Selim: I saved the last spot for Selim, because he deserves it. Selim is the Nicaragua Global Village in-country coordinator, which basically means that for the Habitat groups, he takes care of everything, from lost luggage to feeding us to our security to chaperoning late night McFlurry runs. He was there with us almost the entire week, from the airport on (the guy doesn't get any time off). Salem is the kind of guy who is part-bullshitter, part utter sincerity, and you honestly don't which version you're getting but don't care that much. He's 25, a volunteer firefighter, and has studied law (in addition to his almost 24/7 job with Habitat). He was that teasing, comforting camp counselor presence, but he also could switch to body guard mode in an instant. On our first full day when we went to a baseball game, we needed to use the bathroom, and a few steps behind us was Selim. When we went to the market, he herded us like children and you couldn't go a few feet without seeing him standing there, making sure everything was okay (I swear there were 5 of him). Everywhere we went he knew people (he might have actually been the mayor). He was our fixer (when the restaurant undercooked chicken and locked Sam in the bathroom, Selim was displeased to say the least-as a result we got a free shot of rum). He was also our translator, medic, historian, tour guide, and friend. I've decided that if you want a list of some of the best examples of incredible human beings in this world, look up the Habitat Global Village coordinators in each country. Our one in Malawi, Jacqui, was equally spectacular. They're people who are passionate for the betterment of their nation, and who are willing to work in the trenches, in a not so glamorous job, to do that.

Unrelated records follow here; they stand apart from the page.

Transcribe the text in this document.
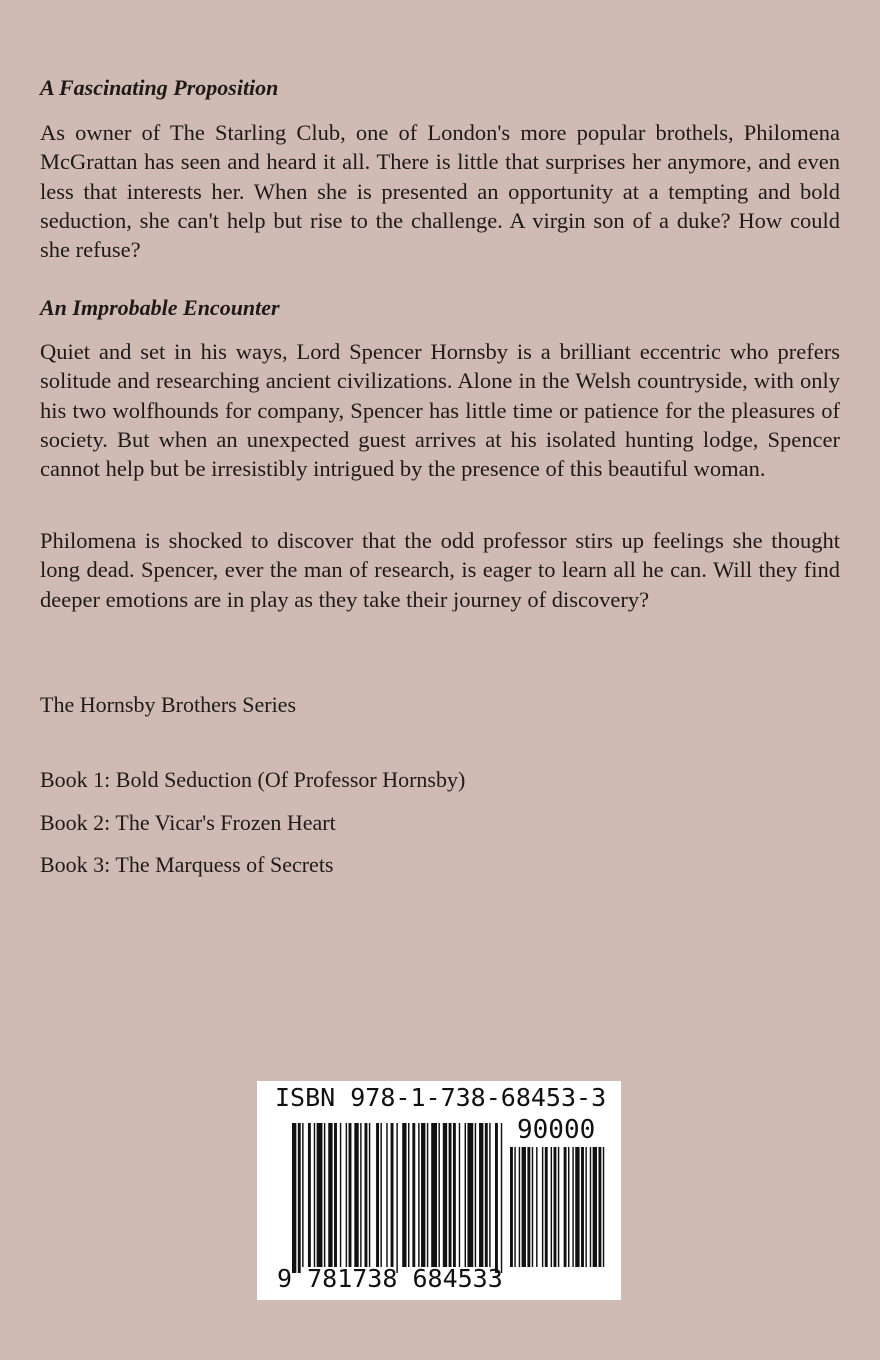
A Fascinating Proposition

As owner of The Starling Club, one of London's more popular brothels, Philomena McGrattan has seen and heard it all. There is little that surprises her anymore, and even less that interests her. When she is presented an opportunity at a tempting and bold seduction, she can't help but rise to the challenge. A virgin son of a duke? How could she refuse?

An Improbable Encounter

Quiet and set in his ways, Lord Spencer Hornsby is a brilliant eccentric who prefers solitude and researching ancient civilizations. Alone in the Welsh countryside, with only his two wolfhounds for company, Spencer has little time or patience for the pleasures of society. But when an unexpected guest arrives at his isolated hunting lodge, Spencer cannot help but be irresistibly intrigued by the presence of this beautiful woman.

Philomena is shocked to discover that the odd professor stirs up feelings she thought long dead. Spencer, ever the man of research, is eager to learn all he can. Will they find deeper emotions are in play as they take their journey of discovery?

The Hornsby Brothers Series
Book 1: Bold Seduction (Of Professor Hornsby)
Book 2: The Vicar's Frozen Heart
Book 3: The Marquess of Secrets
ISBN 978-1-738-68453-3
90000
9 781738 684533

Selim with two of the adorable girls who lived in the house we were working on

So those are the characters, the people I spent the week in Nicaragua with. I'm a relatively shy person, and you would think that would make me avoid situations where I'm thrust into a situation almost entirely with strangers. But I love it. It is ridiculous how quickly you bond in these situations. By the second day we all already had inside jokes. By the end of the week I felt like I knew these people, really knew them, in a way that in the outside world sometimes takes months or even years (there are people I've been in school with for almost three years who I know less about their lives than some of these people I knew for a week). It is one of the reasons I will always be eager to join a Habitat trip or a trip like it, because these trips and these people stay with you. You can't share this kind of experience and not be connected.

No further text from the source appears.